I didn't get chance to reply before his next message appeared on my laptop screen. I felt my stomach colliding, as if it was anticipating that something bad was going to happen.

'I won't be able to get Internet connection all the time over there though'

My heart sunk rapidly. Here it was, here was the Internet break-up. He was going to say its been nice, but we won't be able to talk any more and then I'll cry myself to sleep for years and years and end up a crazy cat lady who all the kids are scared o-

'But I'll message you when I can !'

My heart stopped beating and I choked on the air in my throat. I banged a fist to my chest and suddenly took in a deep breath. I managed to regain the oxygen I desperately needed by panting heavily for the next minute. I think I was going to pass out. He wanted to talk to me? He was going to message me whenever he got the chance? I would have cartwheeled off the Empire State Building with happiness if I could. Or maybe not, that would have been counter productive.

I stared at the screen, making sure it wasn't my tired eyes hallucinating. But no, there it was. I spent a few more minutes staring, trying to decide how to reply to that. My options went from declaring my love to him to a more laid back 'cool'.

I had another option. I wanted to do it, but I was scared. I didn't want to push my luck, scare him away. But then, in a sudden burst of bravery, I thought you know what, yolo!

'Okay:) but if you miss me too desperately, you can always text me'

I typed out my number and hit the send button violently before I could hesitate and change my mind.

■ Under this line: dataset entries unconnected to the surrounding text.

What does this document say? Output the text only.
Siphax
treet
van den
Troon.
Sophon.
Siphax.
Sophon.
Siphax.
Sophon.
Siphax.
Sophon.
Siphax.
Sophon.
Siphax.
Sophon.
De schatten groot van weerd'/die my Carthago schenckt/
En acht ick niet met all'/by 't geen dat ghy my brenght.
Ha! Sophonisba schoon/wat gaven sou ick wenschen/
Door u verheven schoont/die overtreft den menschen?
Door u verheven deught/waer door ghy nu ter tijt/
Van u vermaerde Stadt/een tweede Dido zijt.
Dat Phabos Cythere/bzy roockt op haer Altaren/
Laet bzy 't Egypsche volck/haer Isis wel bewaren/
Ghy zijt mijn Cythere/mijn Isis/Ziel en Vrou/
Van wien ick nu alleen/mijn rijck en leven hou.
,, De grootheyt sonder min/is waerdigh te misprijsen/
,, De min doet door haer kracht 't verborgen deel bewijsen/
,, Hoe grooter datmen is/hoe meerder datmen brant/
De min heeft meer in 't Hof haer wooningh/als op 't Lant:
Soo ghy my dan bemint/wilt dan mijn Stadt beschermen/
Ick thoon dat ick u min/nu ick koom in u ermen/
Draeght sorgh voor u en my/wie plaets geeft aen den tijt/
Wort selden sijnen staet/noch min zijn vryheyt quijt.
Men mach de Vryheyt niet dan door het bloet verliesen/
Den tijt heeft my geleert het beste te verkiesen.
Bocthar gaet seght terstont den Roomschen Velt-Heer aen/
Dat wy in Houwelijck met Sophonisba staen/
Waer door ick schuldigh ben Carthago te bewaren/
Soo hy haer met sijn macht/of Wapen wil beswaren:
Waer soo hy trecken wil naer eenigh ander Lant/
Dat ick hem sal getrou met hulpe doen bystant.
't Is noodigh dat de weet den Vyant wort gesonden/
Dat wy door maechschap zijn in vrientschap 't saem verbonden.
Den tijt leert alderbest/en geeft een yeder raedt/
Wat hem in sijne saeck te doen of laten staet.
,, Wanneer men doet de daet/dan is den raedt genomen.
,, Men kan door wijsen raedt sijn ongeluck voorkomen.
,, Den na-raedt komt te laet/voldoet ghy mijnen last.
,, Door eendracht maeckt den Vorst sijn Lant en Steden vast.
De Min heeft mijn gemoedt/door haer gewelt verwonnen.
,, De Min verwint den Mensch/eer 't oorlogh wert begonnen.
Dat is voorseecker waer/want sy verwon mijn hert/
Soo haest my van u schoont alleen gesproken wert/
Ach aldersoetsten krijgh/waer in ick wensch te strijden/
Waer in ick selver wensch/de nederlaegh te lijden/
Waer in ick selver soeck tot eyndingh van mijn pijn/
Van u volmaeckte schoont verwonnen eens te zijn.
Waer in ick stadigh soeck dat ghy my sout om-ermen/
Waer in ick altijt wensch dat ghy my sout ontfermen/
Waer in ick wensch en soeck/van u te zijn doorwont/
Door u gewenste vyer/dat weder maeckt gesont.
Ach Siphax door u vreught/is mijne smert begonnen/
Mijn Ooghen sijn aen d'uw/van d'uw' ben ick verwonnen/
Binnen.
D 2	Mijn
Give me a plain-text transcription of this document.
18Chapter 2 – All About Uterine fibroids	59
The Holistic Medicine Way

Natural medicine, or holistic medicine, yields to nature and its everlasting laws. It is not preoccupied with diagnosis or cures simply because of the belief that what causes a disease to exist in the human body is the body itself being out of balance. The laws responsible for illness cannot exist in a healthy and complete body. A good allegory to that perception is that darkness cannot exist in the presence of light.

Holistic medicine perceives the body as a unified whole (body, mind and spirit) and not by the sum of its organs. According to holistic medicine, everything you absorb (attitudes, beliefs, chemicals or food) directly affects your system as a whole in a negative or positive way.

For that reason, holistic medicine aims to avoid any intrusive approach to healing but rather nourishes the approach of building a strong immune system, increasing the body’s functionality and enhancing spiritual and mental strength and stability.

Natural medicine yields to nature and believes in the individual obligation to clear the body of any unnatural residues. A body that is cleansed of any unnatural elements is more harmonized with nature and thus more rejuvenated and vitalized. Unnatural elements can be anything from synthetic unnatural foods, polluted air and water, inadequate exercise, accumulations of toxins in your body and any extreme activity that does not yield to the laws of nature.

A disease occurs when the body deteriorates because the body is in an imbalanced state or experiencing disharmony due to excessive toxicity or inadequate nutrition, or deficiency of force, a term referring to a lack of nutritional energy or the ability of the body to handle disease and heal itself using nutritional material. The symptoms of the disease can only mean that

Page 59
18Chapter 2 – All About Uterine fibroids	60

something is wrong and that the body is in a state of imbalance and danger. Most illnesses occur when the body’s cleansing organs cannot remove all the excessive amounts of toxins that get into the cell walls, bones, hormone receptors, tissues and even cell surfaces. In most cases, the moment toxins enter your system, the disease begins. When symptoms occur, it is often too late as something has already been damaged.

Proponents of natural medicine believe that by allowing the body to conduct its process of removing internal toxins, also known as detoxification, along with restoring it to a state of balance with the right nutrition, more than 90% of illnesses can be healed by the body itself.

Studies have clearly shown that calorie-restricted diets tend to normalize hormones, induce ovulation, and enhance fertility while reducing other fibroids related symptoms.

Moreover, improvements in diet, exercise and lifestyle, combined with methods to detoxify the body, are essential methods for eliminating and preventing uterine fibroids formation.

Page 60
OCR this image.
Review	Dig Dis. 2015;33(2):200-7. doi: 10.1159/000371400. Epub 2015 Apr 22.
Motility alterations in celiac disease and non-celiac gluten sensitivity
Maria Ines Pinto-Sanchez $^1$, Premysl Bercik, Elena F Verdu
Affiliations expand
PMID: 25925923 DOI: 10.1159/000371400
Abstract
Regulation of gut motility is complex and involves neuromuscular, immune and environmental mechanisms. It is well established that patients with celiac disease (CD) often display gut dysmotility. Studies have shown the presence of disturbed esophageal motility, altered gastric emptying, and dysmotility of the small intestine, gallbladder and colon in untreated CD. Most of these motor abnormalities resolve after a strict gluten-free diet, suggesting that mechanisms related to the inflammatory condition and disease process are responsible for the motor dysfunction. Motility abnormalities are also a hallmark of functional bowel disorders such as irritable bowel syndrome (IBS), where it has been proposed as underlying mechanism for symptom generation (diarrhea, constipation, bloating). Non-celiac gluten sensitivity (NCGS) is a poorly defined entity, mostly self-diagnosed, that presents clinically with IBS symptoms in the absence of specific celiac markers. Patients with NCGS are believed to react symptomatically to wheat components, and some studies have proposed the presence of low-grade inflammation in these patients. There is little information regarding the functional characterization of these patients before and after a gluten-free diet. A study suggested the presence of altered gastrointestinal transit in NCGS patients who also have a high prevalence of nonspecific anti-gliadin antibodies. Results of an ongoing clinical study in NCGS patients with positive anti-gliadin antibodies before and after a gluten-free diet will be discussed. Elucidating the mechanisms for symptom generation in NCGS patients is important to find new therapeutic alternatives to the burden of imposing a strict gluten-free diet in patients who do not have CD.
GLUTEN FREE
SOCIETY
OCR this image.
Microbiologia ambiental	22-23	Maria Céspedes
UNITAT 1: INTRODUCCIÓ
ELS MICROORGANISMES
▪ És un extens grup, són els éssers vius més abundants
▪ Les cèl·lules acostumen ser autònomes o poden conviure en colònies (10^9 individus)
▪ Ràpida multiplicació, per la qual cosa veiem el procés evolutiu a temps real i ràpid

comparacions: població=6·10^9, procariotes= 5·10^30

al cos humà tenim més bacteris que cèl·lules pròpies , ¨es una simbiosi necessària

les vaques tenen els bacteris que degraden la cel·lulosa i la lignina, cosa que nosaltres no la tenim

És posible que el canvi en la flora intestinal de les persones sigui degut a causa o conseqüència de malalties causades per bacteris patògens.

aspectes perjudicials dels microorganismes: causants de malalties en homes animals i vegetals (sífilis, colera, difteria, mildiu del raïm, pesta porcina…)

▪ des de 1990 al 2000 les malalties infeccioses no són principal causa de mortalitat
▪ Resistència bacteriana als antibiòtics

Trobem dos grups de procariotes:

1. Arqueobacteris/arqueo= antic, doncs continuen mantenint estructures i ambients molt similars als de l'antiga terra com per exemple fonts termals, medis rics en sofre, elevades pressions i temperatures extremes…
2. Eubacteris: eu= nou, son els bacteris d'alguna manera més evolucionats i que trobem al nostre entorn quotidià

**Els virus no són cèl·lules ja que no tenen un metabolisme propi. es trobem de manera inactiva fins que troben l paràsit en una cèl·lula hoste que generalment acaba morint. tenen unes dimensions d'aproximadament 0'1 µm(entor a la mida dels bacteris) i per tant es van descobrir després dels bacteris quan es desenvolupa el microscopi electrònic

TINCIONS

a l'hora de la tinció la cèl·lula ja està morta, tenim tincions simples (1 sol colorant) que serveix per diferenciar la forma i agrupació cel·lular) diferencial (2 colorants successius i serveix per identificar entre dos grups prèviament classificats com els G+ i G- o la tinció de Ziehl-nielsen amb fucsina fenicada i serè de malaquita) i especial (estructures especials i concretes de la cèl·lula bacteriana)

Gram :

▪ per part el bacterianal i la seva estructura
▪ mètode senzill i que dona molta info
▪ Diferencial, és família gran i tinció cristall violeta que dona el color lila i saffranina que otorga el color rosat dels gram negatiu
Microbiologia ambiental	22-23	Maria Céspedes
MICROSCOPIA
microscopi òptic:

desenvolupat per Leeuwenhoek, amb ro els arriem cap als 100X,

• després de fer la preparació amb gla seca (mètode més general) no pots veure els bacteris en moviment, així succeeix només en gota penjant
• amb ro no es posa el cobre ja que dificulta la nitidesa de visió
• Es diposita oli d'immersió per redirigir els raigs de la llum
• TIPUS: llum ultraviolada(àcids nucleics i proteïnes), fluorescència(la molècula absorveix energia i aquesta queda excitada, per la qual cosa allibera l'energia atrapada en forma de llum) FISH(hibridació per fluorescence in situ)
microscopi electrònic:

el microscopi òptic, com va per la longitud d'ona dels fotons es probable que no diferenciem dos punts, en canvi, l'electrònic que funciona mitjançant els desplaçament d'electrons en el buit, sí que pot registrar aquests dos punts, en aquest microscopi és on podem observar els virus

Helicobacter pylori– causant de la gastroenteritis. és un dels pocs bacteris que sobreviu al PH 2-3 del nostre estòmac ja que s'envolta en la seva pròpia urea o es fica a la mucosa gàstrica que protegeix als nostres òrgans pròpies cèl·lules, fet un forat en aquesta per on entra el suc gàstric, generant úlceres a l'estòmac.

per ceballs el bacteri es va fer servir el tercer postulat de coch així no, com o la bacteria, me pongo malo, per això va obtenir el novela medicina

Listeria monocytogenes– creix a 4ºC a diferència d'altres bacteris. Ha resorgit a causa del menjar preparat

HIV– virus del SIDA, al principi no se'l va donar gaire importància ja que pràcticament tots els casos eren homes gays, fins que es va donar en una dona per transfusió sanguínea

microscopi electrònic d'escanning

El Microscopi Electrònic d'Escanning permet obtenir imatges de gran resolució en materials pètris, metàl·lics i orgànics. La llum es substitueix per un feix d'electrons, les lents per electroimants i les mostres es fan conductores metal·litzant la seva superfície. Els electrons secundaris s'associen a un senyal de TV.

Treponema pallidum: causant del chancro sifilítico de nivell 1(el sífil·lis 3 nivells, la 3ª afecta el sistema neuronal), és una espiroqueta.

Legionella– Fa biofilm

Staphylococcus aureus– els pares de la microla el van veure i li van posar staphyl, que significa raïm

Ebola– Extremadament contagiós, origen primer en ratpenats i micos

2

I threw myself onto my bed and dived my head into the pillow, nerves eating me from the inside like worms. 'I shouldn't have done that. I really really shouldn't hve done that' my thoughts swirled around my head like a mantra.

I heard the new message sound and got off my bed reluctantly.

'Thanks ! Although I'll try to stick to twitter, we're supposed to keep our numbers to as little people as possible'

I slapped myself on the cheek when I felt a small sting of rejection. He had definitely said that in the nicest way possible and I hadn't really expected him to accept it anyway.

'Yeah I understand :) I'll have to be going now, double English tomorrow morning with Peeves!'

I changed into my pyjamas before receiving his reply.

'Okay ! Sleep tight ! Talk to you soon?'

'Of course Nialler :) if I don't speak to you in time, have fun with the shows!'

I logged out before I persuaded myself to stay and talk to him for as long as possible. I swallowed the lump that had formed in my throat caused by knowing these few days of excitement and glee were over. I knew I shouldn't be this attached when we'd only been talking for two days.

Eventually, I fell into a dreamless sleep.